The administrator pursed her lips, but turned to her phone and made a call. Sandy stopped shouting and strained to listen, but the woman was speaking so quietly we couldn’t make out what she was saying. Still, within a few minutes a nurse from the emergency room appeared. April was stable; she seemed to have good reflexes, good recall of events: although she couldn’t name the mayor or the governor, she probably hadn’t known those facts this morning. She could name her teammates and recite her parents’ phone number, but the hospital wanted to keep her overnight, and maybe for a few days, for tests, and to make sure she was stable.
“I need to see her. I need to be with her.” Sandra’s voice was a harsh caw.
“I’ll take you back as soon as you finish with the paperwork here,” the nurse promised. “We told her you’d arrived, and she’s eager to see you.”

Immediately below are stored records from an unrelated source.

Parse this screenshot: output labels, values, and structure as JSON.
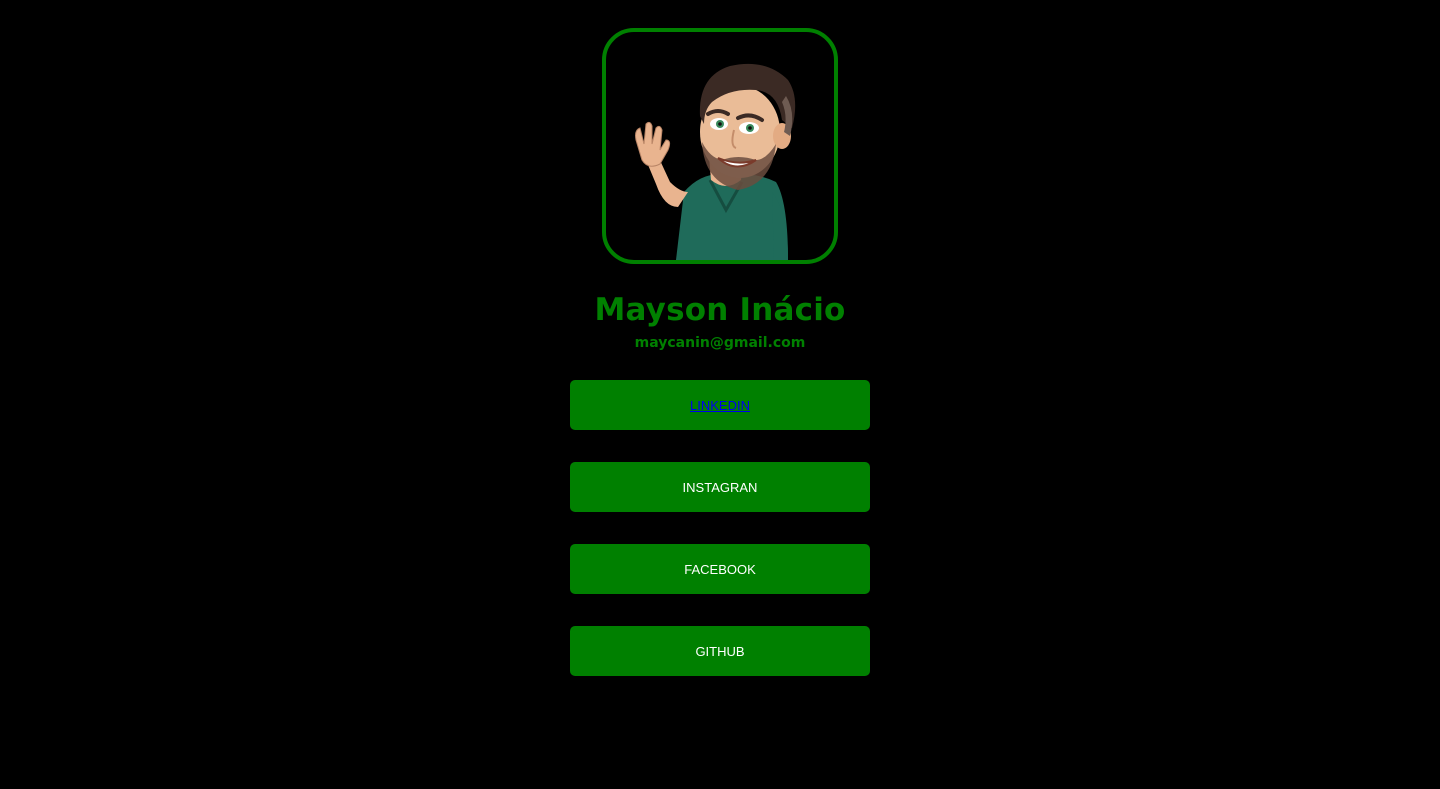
{
  "profile": {
    "name": "Mayson Inácio",
    "email": "maycanin@gmail.com",
    "avatar_icon": "avatar-illustration"
  },
  "links": [
    {
      "label": "LINKEDIN",
      "style": "hyperlink"
    },
    {
      "label": "INSTAGRAN",
      "style": "button"
    },
    {
      "label": "FACEBOOK",
      "style": "button"
    },
    {
      "label": "GITHUB",
      "style": "button"
    }
  ],
  "colors": {
    "background": "#000000",
    "accent": "#008000",
    "button_text": "#ffffff",
    "link_text": "#0000ee"
  }
}
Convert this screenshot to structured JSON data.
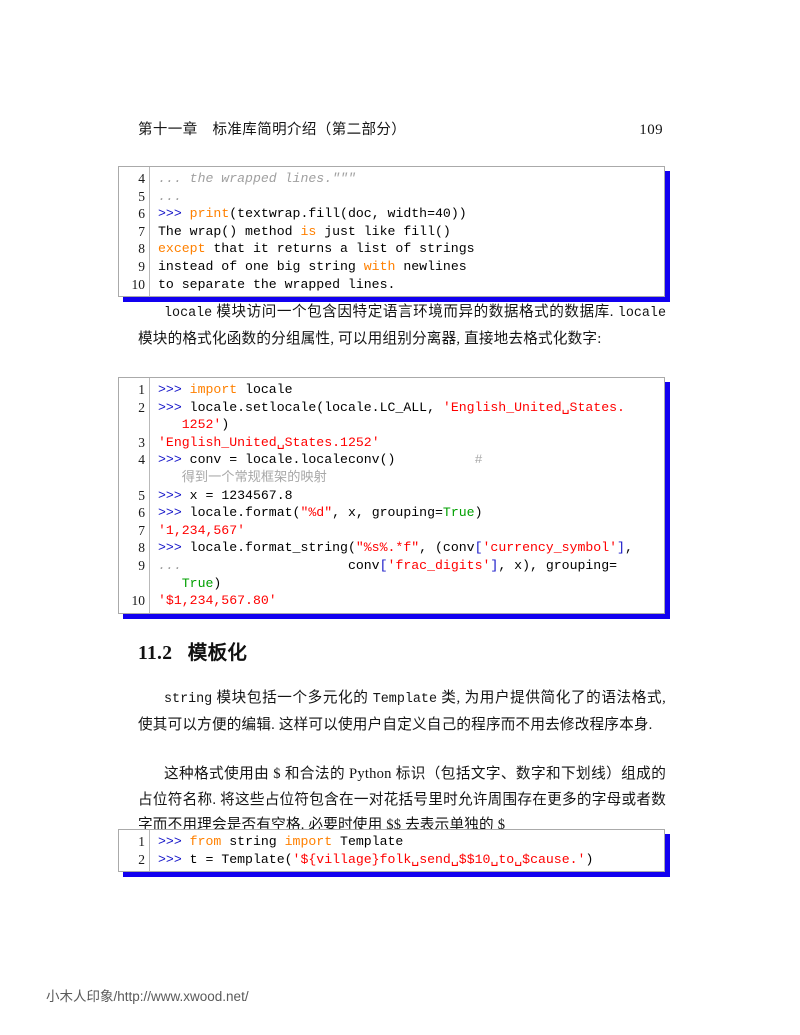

When I was fifteen, I would have wanted my mother, too, but it was hard to picture Sandy Zoltak thinking about another person with the passion and care my mother had felt for me. I found myself blinking back tears—of frustration, fatigue, longing for my mother—I didn’t know what.

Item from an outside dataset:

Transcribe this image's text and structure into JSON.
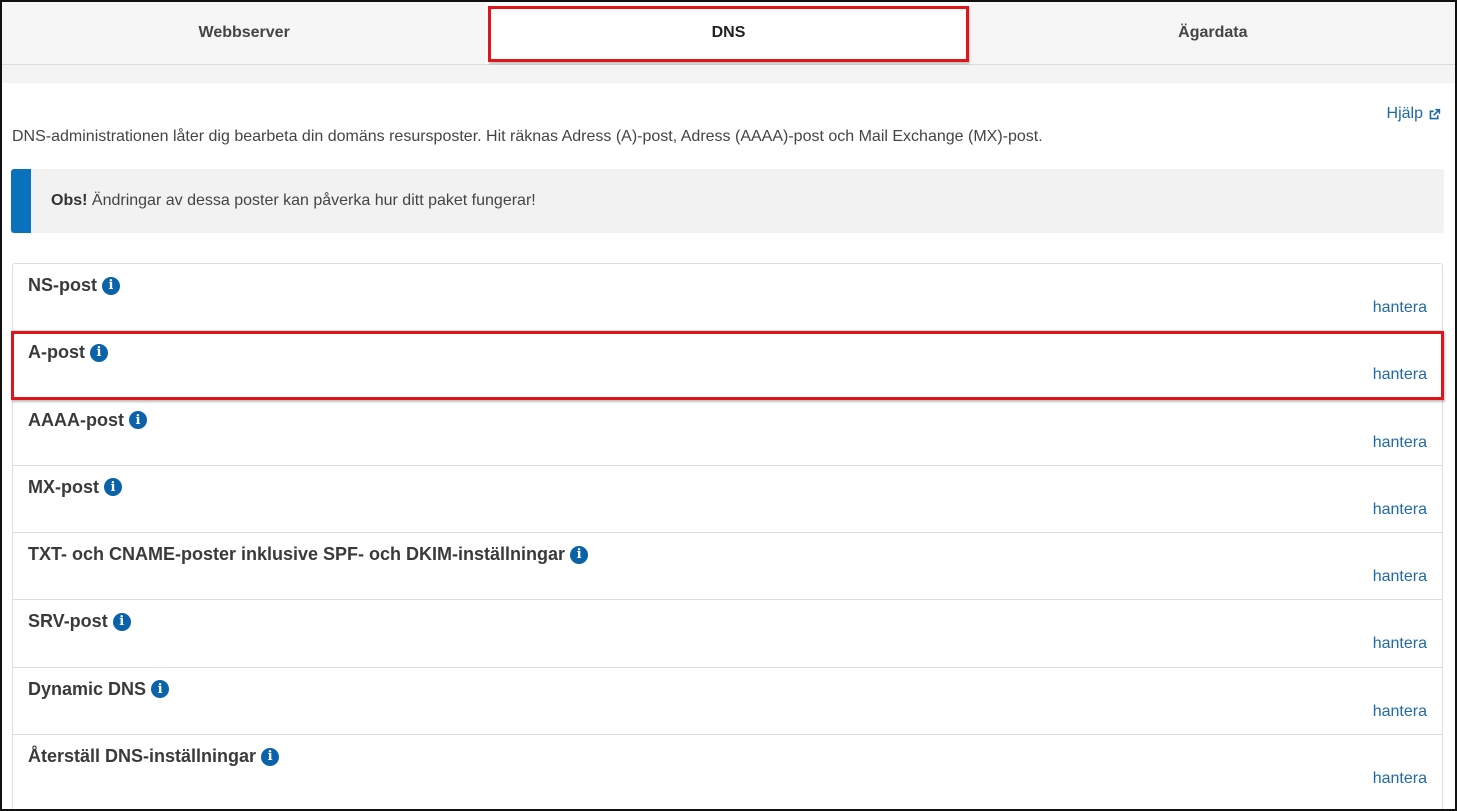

I abruptly left the area, prowling around the hall until I saw Sandra return from the emergency room to the admissions desk. When I went over, she was fishing an insurance card out of her wallet. By-Smart was written on it in big letters; I was relieved but surprised—from what I’d read, the company didn’t provide insurance to their cashiers. Of course, Romeo drove for them; maybe he had real benefits. When Sandra had finished filling out forms, I asked if she wanted me to wait for her.
Her mouth twisted. “You? I don’t need your help for anything, Victoria Iffy-genius Warshawski. You couldn’t get a husband, you couldn’t have a kid, now you’re trying to muscle into my family? Just go the hell away.”
I’d forgotten that tired old insult the kids used to use. My middle name, Iphigenia, the bane of my life—who had let it out on the playground to begin with? And then my mother’s ambitions for me to go to college, the support of teachers like Mary Ann McFarlane, my own drive, some of the kids thought I was a snot, an egghead, an iffy genius. Being Boom-Boom’s cousin, and his sidekick, had been a help in high school, but all those taunts, maybe that’s why I’d done some of the things I’d done, trying to prove to the rest of the school that I wasn’t just a brain, that I could be as big an idiot as any other adolescent.
Despite her spitefulness, I handed Sandra a business card. “My cell phone’s on here. If you change your mind, give me a call.”
It was only six o’clock when I walked out of the hospital. I couldn’t believe it was that early—I thought I must have been working all night, I felt so beat. I looked aimlessly around Cottage Grove Avenue for my car, wondering if I’d forgotten to set the alarm, when I remembered it was still down at the high school—I’d ridden to Hyde Park in the ambulance.